Introducing NVIDIA’s AI-powered video conferencing development platform, Maxine

We have all become more dependent on video conferencing for business and pleasure during this period when meeting face-to-face has become so restricted. Once the novelty wore off, people naturally started to look for ways to make themselves, and their surroundings, look better as they spent more and more time in front of tier webcams.

NVIDIA Maxine, which is being made available to developers and partners next week, is a new “cloud-native” platform that provides developers with a suite of GPU-accelerated AI tools to enhance and “dramatically” reduce video conferencing bandwidth requirements. Maxine uses GANs (Generative Adversarial Networks) to analyse the facial points of each person on a call and then algorithmically reanimates the face in the video on the other side, significantly reducing bandwidth requirements, to 10% of that required by the H.264 standard.

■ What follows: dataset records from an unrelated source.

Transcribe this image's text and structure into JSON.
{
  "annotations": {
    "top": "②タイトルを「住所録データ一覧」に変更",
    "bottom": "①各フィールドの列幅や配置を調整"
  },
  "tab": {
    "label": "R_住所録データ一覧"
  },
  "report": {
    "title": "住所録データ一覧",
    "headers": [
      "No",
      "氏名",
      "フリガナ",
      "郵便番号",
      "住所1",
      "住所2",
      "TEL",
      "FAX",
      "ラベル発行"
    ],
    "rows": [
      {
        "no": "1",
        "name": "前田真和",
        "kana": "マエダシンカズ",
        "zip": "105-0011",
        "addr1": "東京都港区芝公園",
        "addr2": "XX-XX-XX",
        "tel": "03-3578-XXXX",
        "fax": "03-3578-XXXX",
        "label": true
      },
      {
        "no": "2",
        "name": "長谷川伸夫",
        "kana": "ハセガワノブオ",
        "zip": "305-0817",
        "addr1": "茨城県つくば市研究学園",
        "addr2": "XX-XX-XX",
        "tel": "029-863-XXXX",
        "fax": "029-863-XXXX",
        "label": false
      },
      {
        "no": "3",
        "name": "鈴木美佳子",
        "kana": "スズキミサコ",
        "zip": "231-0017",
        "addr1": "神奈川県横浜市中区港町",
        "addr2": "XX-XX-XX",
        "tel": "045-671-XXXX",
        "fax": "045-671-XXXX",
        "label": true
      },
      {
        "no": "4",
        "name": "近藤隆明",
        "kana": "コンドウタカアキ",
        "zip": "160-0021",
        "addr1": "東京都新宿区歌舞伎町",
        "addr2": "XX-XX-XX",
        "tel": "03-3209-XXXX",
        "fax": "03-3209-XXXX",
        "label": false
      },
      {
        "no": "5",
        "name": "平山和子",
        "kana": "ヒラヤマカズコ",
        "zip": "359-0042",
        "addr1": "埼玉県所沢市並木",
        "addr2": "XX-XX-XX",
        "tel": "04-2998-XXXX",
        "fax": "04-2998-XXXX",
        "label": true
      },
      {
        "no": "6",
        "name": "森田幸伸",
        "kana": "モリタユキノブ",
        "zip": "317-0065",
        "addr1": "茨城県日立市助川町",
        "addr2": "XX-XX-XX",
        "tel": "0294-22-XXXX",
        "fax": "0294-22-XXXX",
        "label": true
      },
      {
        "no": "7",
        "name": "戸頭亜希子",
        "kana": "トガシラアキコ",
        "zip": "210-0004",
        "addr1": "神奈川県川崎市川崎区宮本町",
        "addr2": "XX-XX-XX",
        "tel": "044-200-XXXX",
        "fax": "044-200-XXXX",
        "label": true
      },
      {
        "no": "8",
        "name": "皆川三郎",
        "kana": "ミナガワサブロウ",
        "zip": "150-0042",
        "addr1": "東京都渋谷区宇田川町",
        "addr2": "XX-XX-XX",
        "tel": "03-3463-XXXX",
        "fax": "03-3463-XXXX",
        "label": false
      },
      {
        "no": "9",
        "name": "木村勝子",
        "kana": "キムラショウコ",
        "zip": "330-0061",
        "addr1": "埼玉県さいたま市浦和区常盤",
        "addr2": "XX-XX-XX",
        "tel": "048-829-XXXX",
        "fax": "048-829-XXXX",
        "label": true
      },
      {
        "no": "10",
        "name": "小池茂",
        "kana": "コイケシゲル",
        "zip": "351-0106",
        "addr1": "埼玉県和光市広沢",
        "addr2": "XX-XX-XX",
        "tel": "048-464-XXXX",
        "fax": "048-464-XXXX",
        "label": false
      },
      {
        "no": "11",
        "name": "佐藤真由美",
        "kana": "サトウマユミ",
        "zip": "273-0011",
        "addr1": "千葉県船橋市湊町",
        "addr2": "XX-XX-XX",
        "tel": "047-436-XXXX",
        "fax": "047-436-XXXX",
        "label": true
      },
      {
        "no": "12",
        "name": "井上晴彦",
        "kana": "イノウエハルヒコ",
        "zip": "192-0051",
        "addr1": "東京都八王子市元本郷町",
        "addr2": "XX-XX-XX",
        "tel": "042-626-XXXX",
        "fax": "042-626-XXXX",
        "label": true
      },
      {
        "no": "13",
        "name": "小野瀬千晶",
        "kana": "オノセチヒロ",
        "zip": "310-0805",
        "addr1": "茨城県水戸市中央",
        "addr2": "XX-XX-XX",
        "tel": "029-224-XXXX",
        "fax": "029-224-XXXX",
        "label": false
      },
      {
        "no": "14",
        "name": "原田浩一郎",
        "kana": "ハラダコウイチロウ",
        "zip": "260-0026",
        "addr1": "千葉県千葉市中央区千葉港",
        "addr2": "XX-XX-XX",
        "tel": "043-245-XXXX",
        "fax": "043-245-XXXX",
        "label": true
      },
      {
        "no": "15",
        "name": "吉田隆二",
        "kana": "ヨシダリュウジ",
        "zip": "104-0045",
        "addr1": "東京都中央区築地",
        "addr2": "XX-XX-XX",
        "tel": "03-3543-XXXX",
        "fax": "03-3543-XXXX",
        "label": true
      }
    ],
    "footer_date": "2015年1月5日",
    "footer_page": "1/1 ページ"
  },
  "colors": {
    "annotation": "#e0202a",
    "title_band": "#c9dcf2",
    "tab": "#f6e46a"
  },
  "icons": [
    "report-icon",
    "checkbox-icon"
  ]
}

Maxine’s face alignment feature automatically adjusts the video image so participants appear to face each other during a call. Gaze correction simulates eye contact, while the auto-frame feature allows the video feed to follow a speaker who leaves the screen. Developers can also provide call participants with animated avatars that are controlled automatically by their voices and tone of voice and use NVIDIA’s Jarvis SDK for conversational features, including AI language models for speech recognition, language understanding, and speech generation.

Videoconferencing assistants can be build that take notes and answer questions in humanlike voices and there are tools that can power translations and transcriptions to help participants understand what’s being discussed.